GENETICS AND world history have merged in a remarkable research project that maps the distribution of plague around the globe.
DNA analysis has allowed scientists to detail how the dreaded disease spread – but also how it was connected directly to events in recorded history.
The story tells of expeditions along the Silk Road trade routes linking Asia and the Mediterranean. It describes how Chinese efforts in the 1400s to develop sea-based trade helped spread the plague far and wide. And it catalogues the near destruction of European civilisation caused by the Black Death.
A University College Cork-based scientist, Prof Mark Achtman, led the international effort, which also involved scientists in Germany, France, China, the UK, Madagascar and the US.
Details of their findings are published this morning in the journal Nature Genetics. The work represents the culmination of 12 years of research into the bacterium that causes plague, Yersinia pestis, explained Prof Achtman, of UCC's Department of Microbiology. He is also a Science Foundation Ireland investigator at Cork's Environmental Research Institute.
Reference to plague often evokes images of the Black Death, which swept away up to 100 million lives between 1347 and 1351. The disease was much older, however, and can be traced back about 2,000 years to an origin most likely in China, Prof Achtman said.

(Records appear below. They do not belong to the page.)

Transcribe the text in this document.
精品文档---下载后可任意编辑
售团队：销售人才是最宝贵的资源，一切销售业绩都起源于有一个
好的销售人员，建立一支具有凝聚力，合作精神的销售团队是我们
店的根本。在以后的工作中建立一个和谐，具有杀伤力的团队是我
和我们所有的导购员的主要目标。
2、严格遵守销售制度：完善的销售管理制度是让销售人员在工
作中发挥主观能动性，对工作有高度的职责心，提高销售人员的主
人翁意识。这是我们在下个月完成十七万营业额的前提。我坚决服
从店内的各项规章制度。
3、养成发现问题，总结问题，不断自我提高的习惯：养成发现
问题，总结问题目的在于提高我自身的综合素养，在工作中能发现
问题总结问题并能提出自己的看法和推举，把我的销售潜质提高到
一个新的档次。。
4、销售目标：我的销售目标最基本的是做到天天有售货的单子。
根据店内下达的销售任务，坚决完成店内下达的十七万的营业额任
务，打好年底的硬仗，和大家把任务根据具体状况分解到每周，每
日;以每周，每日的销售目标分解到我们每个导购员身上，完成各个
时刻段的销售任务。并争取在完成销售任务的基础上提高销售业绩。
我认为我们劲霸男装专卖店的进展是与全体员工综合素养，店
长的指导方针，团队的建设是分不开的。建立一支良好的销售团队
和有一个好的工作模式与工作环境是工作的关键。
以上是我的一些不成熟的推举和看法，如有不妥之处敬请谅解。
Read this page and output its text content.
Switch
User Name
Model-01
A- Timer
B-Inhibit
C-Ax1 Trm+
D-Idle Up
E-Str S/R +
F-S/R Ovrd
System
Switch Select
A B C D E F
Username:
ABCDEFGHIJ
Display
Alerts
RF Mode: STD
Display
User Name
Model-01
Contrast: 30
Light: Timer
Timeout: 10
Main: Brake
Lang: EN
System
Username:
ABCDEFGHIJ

The study, which relied on a detailed DNA analysis of Y pestisisolates held in labs around the world, takes on added importance given that plague remains active today.
The disease is still very much with us, Prof Achtman said. “People don’t realise that. It isn’t causing a huge number of cases but it is causing panic” in places where an outbreak occurs, he noted. Flare-ups occur all around the world. “Algeria has intermittent cases of plague, and Kurdistan. In Africa it is endemic.” And even in the US between 20 and 30 cases are recorded each year.
The research goal was to find plague samples from around the world and pick apart their DNA. It was a huge project that could only have been completed through collaborative research, Prof Achtman said.
The work was made more complex given the risks of terrorism. The US had many isolates available for analysis but would not allow the movement of plague samples either in or out of the country, he said. “We had all the different labs and access to DNA but we couldn’t ship it.”
The group ended up with a massive amount of data, however, including 17 complete plague genomes. They were also able to set up direct comparisons between 286 isolates, looking at 933 specific DNA segments or “snips”.
This wealth of genetic data was matched up with historical records to try to understand how the plague managed to spread so readily from country to country and jump to distant continents, Prof Achtman said.
The Silk Road became a major conduit, bringing strains of plague from Asia into Europe. There were several waves, including the devastating Justinian’s plague between 541 and 767 and the infamous Black Death from 1346.
The explorer Zheng He set out on a series of expeditions to open up world trade with China between 1409 and 1433. The voyages involved up to 300 ships and these undoubtedly carried rats infested with the fleas that could spread plague.
“Merchant shipping distributed it all over the world,” Prof Achtman said. “We can map the individual routes of the isolates. [The history] all fits exactly with the genetics. The more we looked at the movement of ships, the more it all fitted.”
The first US exposure came in 1899, according to records which told of a Hong Kong plague ship that docked in Hawaii and then San Francisco. Plague soon spread eastward across the US. Five strains have been isolated since 1939 in central California.
Today plague is readily treated with modern antibiotics, but the disease has not gone away, he said. The study provides valuable information about the infection, and potentially its source.